Она смотрит на меня своими темными глазами.

— Я уже пытался. И не один раз. Он отказывается даже думать об этом. Говорит, что должен быть здесь. И сейчас.

— Да, да, знаю. Я просто…

— Отчаялась, — заканчиваю я за нее. — Понимаю, но, возможно, он прав. Об этом ты не думала? Наверное, ему действительно необходимо быть здесь в этот Песах. Он очень мудр. Поверь в его способность рассуждать.

Порыв холодного ветра заставляет ее задрожать. Она трет одну о другую озябшие руки.

— Он попал в ловушку, Йосеф. Понимаешь? Если он сбежит, то продемонстрирует, что он не Избранный.
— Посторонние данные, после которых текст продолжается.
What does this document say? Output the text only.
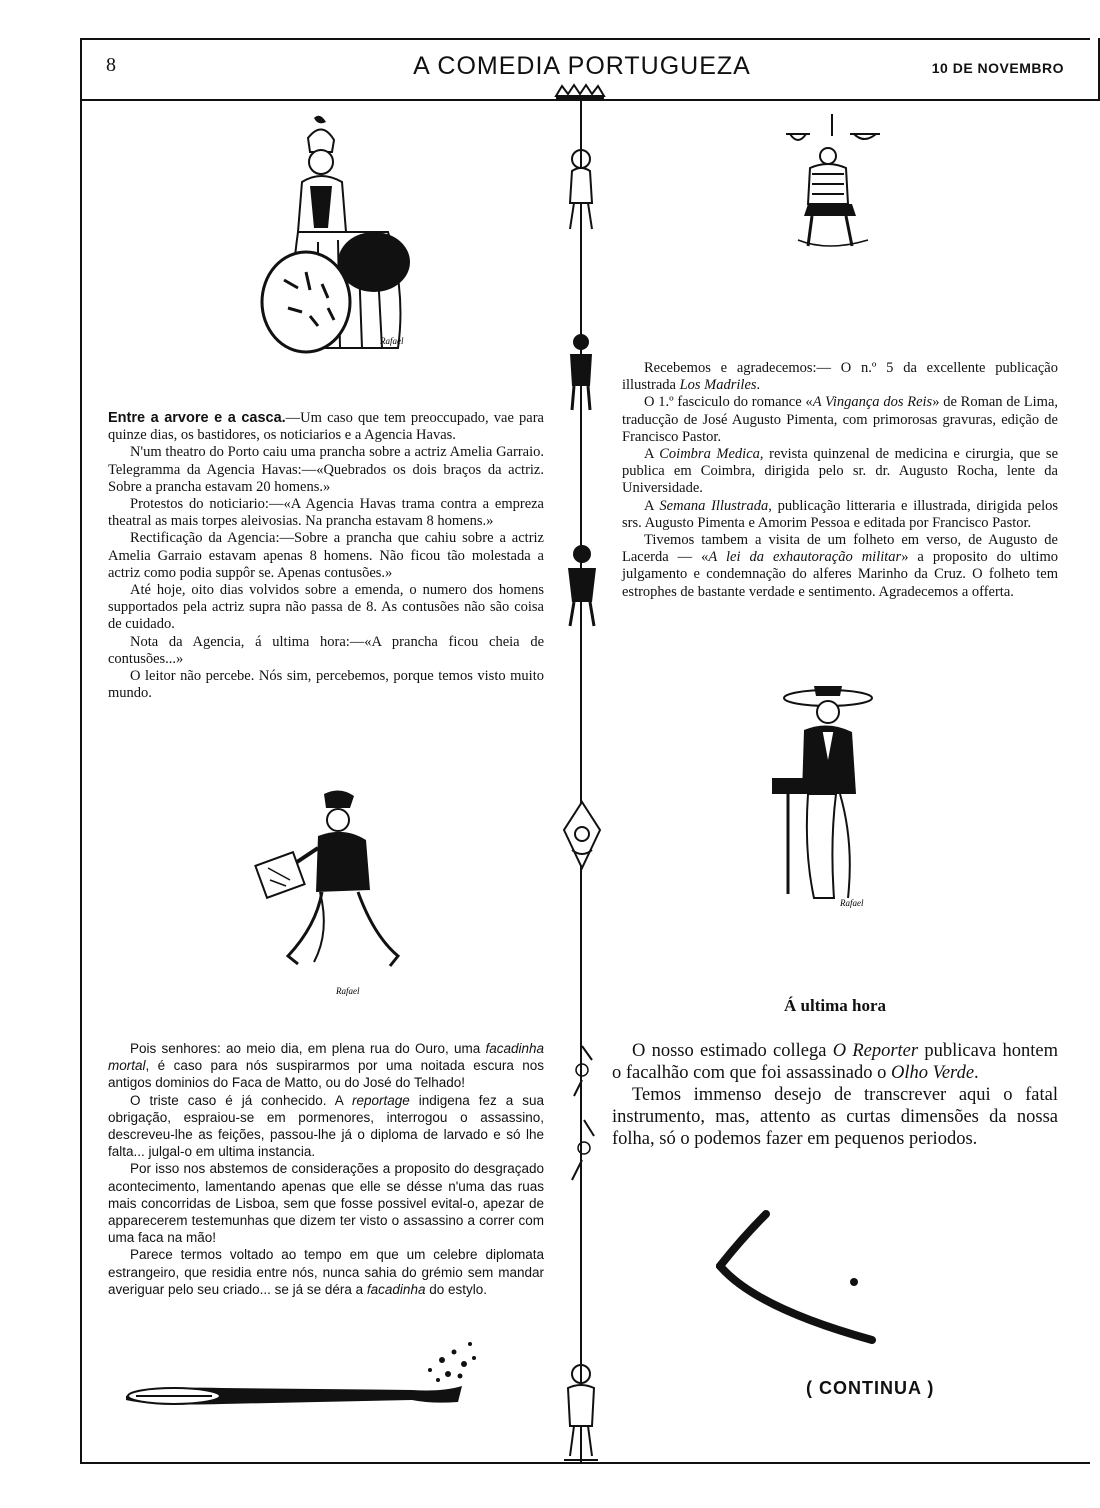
8	A COMEDIA PORTUGUEZA	10 DE NOVEMBRO
Rafael

Entre a arvore e a casca.—Um caso que tem preoccupado, vae para quinze dias, os bastidores, os noticiarios e a Agencia Havas.

N'um theatro do Porto caiu uma prancha sobre a actriz Amelia Garraio. Telegramma da Agencia Havas:—«Quebrados os dois braços da actriz. Sobre a prancha estavam 20 homens.»

Protestos do noticiario:—«A Agencia Havas trama contra a empreza theatral as mais torpes aleivosias. Na prancha estavam 8 homens.»

Rectificação da Agencia:—Sobre a prancha que cahiu sobre a actriz Amelia Garraio estavam apenas 8 homens. Não ficou tão molestada a actriz como podia suppôr se. Apenas contusões.»

Até hoje, oito dias volvidos sobre a emenda, o numero dos homens supportados pela actriz supra não passa de 8. As contusões não são coisa de cuidado.

Nota da Agencia, á ultima hora:—«A prancha ficou cheia de contusões...»

O leitor não percebe. Nós sim, percebemos, porque temos visto muito mundo.

Rafael
Rafael

Recebemos e agradecemos:— O n.º 5 da excellente publicação illustrada Los Madriles.

O 1.º fasciculo do romance «A Vingança dos Reis» de Roman de Lima, traducção de José Augusto Pimenta, com primorosas gravuras, edição de Francisco Pastor.

A Coimbra Medica, revista quinzenal de medicina e cirurgia, que se publica em Coimbra, dirigida pelo sr. dr. Augusto Rocha, lente da Universidade.

A Semana Illustrada, publicação litteraria e illustrada, dirigida pelos srs. Augusto Pimenta e Amorim Pessoa e editada por Francisco Pastor.

Tivemos tambem a visita de um folheto em verso, de Augusto de Lacerda — «A lei da exhautoração militar» a proposito do ultimo julgamento e condemnação do alferes Marinho da Cruz. O folheto tem estrophes de bastante verdade e sentimento. Agradecemos a offerta.

Pois senhores: ao meio dia, em plena rua do Ouro, uma facadinha mortal, é caso para nós suspirarmos por uma noitada escura nos antigos dominios do Faca de Matto, ou do José do Telhado!

O triste caso é já conhecido. A reportage indigena fez a sua obrigação, espraiou-se em pormenores, interrogou o assassino, descreveu-lhe as feições, passou-lhe já o diploma de larvado e só lhe falta... julgal-o em ultima instancia.

Por isso nos abstemos de considerações a proposito do desgraçado acontecimento, lamentando apenas que elle se désse n'uma das ruas mais concorridas de Lisboa, sem que fosse possivel evital-o, apezar de apparecerem testemunhas que dizem ter visto o assassino a correr com uma faca na mão!

Parece termos voltado ao tempo em que um celebre diplomata estrangeiro, que residia entre nós, nunca sahia do grémio sem mandar averiguar pelo seu criado... se já se déra a facadinha do estylo.

Á ultima hora

O nosso estimado collega O Reporter publicava hontem o facalhão com que foi assassinado o Olho Verde.

Temos immenso desejo de transcrever aqui o fatal instrumento, mas, attento as curtas dimensões da nossa folha, só o podemos fazer em pequenos periodos.

( CONTINUA )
И паства обвинит его в том, что он не мессия, а самозванец.

— Есть и другие варианты.

— Какие? — с тревогой спрашивает она.

Лицо у нее такое, будто ее снедает ужасающий страх, от которого она никак не может избавиться.

— Он может предстать перед римлянами и открыто объявить, что царство его не от мира сего. Римлян беспокоят лишь земные цари и их людские армии. А за ним не стоит ни того ни другого.
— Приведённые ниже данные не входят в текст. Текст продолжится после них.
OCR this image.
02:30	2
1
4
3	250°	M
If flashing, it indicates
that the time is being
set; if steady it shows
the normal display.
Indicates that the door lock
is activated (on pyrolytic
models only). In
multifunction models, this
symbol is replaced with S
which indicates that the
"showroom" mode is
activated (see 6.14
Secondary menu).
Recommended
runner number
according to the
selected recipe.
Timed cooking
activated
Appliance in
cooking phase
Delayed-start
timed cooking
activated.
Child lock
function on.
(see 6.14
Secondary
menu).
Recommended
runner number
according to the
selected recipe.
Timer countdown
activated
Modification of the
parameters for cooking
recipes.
Где-то блеет коза, вслед за ней начинает лаять собака.

— Йосеф, я должна кое-что с тобой обсудить, — шепчет Марьям.

— Что?

— Мне нужна последняя услуга… — начинает она и вдруг резко оборачивается.

Я тоже оборачиваюсь туда, куда смотрит она, и замечаю человека справа от нас, прячущегося в тени дома. Он быстро убегает, обогнув угол дома.

— Как ты думаешь, это Кифа? — шепчет она.

Кажется, что от страха в ее голосе дрожит даже окружающий нас воздух.

— Он очень высокого роста — вот все, что я могу сказать. Возможно, это был Клеопа или даже римский солдат. А почему ты подумала, что это Кифа?

— Он все время подслушивает и шпионит, — шепотом отвечает она.

Я беру ее под руку, и мы поднимаемся обратно на холм, не желая ждать, пока все выяснится.

— Вернемся в дом, Марьям, — говорю я. — Оставаться здесь одной в темноте слишком опасно.

Глава 22

Епископ Меридий стоял у длинного стола, скрестив руки на груди. Его черное одеяние было почти одного цвета с темной древесиной орехового дерева, но резко выделялось на фоне серого камня стен. Обстановка давила на него — эти пыльные полки в два человеческих роста, наполненные свитками и рукописными книгами. Облегчение приносили лишь прорезающие стены крохотные окошки под потолком. Тишина александрийской библиотеки, казалось, усиливала звучание его голоса.

— Ты придерживался плана?

Лука кивнул.

— Ты говорил, что, если нас поймают, надо сказать им, что ты направляешься в Кесарию. Я так и сделал.

Меридий провел рукой по столу. Хотя его совсем недавно полировали маслом, на кончиках пальцев осталась пыль. Ему снова захотелось в Рим. Там царит чистота. А здесь всегда грязно и мерзко. Непонятно, как люди могут жить в таком убожестве. Но они ведь обычные селяне и труженики. Наверное, просто не замечают.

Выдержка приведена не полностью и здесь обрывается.